Warga Adat Kedisan Tegas Tolak Pembangunan di Hutan Sakral Penelokan, Langsung Dibongkar

Bangunan Ilegal di Kawasan Konservasi TWA Penelokan Dibongkar. (foto : ist).

BANGLI,KABARBALI.ID — Satu unit bangunan ilegal di kawasan Taman Wisata Alam (TWA) Penelokan, Kecamatan Kintamani, Kabupaten Bangli, akhirnya dibongkar.

Pembongkaran dilakukan setelah muncul penolakan keras dari Krama Desa Adat Kedisan dan adanya rekomendasi dari Pemerintah Kabupaten Bangli, karena bangunan tersebut tidak sesuai dengan peruntukan izin yang dimiliki, Selasa (21/10/2025).

Kepala Satuan Polisi Pamong Praja (Satpol PP) Kabupaten Bangli, I Wayan Sugiarta, membenarkan kegiatan pembongkaran tersebut.

“Pembongkaran ini atas kesediaan pemilik bangunan. Prosesnya berjalan aman dan lancar,” ujar Sugiarta.

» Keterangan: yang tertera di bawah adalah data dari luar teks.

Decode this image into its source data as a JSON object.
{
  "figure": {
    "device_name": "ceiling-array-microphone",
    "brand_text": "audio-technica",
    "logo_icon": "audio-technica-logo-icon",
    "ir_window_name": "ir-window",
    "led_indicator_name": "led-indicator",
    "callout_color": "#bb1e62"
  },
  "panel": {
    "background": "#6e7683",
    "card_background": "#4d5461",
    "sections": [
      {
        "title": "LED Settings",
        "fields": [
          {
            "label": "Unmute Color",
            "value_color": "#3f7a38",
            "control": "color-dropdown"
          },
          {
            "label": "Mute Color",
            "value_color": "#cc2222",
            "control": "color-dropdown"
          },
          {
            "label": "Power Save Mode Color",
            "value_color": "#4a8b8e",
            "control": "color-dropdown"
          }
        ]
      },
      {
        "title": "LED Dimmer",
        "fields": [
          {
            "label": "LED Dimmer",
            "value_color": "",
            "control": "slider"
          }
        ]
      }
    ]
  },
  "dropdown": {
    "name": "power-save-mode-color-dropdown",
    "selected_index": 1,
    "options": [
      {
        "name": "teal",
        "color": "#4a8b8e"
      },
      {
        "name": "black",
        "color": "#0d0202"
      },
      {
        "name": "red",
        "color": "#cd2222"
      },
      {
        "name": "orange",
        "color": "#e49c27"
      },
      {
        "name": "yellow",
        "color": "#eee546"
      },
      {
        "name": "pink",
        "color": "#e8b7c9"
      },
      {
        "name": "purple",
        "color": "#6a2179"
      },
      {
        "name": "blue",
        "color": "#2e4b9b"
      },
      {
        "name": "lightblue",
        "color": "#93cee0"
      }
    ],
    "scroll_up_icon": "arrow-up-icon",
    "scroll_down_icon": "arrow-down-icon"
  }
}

Pembongkaran itu disaksikan oleh unsur BKSDA Bali, Pemkab Bangli, Kepolisian, dan TNI. Pemilik bangunan, I Ketut Oka Sarimerta, disebut telah menyatakan kesediaannya untuk membongkar bangunan tanpa syarat, setelah melalui proses klarifikasi yang dipimpin langsung oleh Kepala BKSDA Bali, Ratna Hendratmoko.

BKSDA Akui Lalai, Janji Perbaiki Pengawasan

Kepala BKSDA Bali, Ratna Hendratmoko, secara terbuka menyampaikan permohonan maaf kepada masyarakat dan pihak adat atas kelalaian lembaganya dalam mengawasi pembangunan di kawasan konservasi tersebut.

“Kami mengakui lalai dalam memenuhi persyaratan administrasi, dan lalai memastikan pembangunan tersebut direstui masyarakat adat sekitar. Kami mohon maaf, kami penuh kekurangan, berikan kami waktu untuk berbenah,” ujar Ratna.

Ratna menjelaskan, izin yang dimiliki oleh pemilik bangunan berasal dari pemerintah pusat. Namun, dalam praktiknya, BKSDA Bali kecolongan, karena pemohon izin bukan merupakan warga Desa Kedisan, melainkan warga luar desa.

“Kami lalai akan hal itu. Kami meminta maaf kepada masyarakat Desa Kedisan dan juga kepada Pak Oka, karena tidak sigap dalam mengawal regulasi di lapangan,” tegasnya.

Ke depan, pihaknya akan menugaskan polisi hutan untuk memperketat pengawasan terhadap seluruh aktivitas di kawasan konservasi.

“Saya akan memastikan setiap jengkal kawasan dalam pengawasan. Jika ditemukan indikasi pembangunan ilegal, harus segera ditindaklanjuti,” tandas Ratna.

Hutan Disakralkan, Desa Adat Kedisan Tegas Menolak

Sementara itu, Bendesa Adat Kedisan, I Nyoman Lama Antara, menegaskan bahwa kawasan hutan di wilayah adatnya bersifat sangat sakral dan tidak boleh diganggu.

“Kalau ada yang menebang satu pohon saja atau mengganggu satwa, siapapun orangnya wajib mengelilingi desa tiga kali dan menggelar pecaruan besar. Itu sanksi adat kami,” ujar Bendesa.

Meski menyampaikan permohonan maaf kepada pihak terkait, Bendesa tetap menegaskan penolakan terhadap bangunan di kawasan tersebut.

“Kami di desa adat tetap menolak bangunan di sana. Hutan itu tempat suci dan harus dilindungi,” tegasnya.

Sebagai tindak lanjut, setelah pembongkaran, masyarakat adat akan melaksanakan upacara Rsi Gana serta melakukan penanaman pohon di area bekas bangunan sebagai simbol penyucian dan pemulihan kawasan.

BKSDA Bali mengungkapkan, pemilik bangunan I Ketut Oka Sarimerta telah menyatakan kesediaan penuh untuk membongkar bangunannya secara sukarela.

“Beliau ikhlas tanpa syarat membongkar bangunan tersebut dan sudah menyampaikan permohonan maaf kepada semua pihak,” kata Ratna. (Rid/Kab).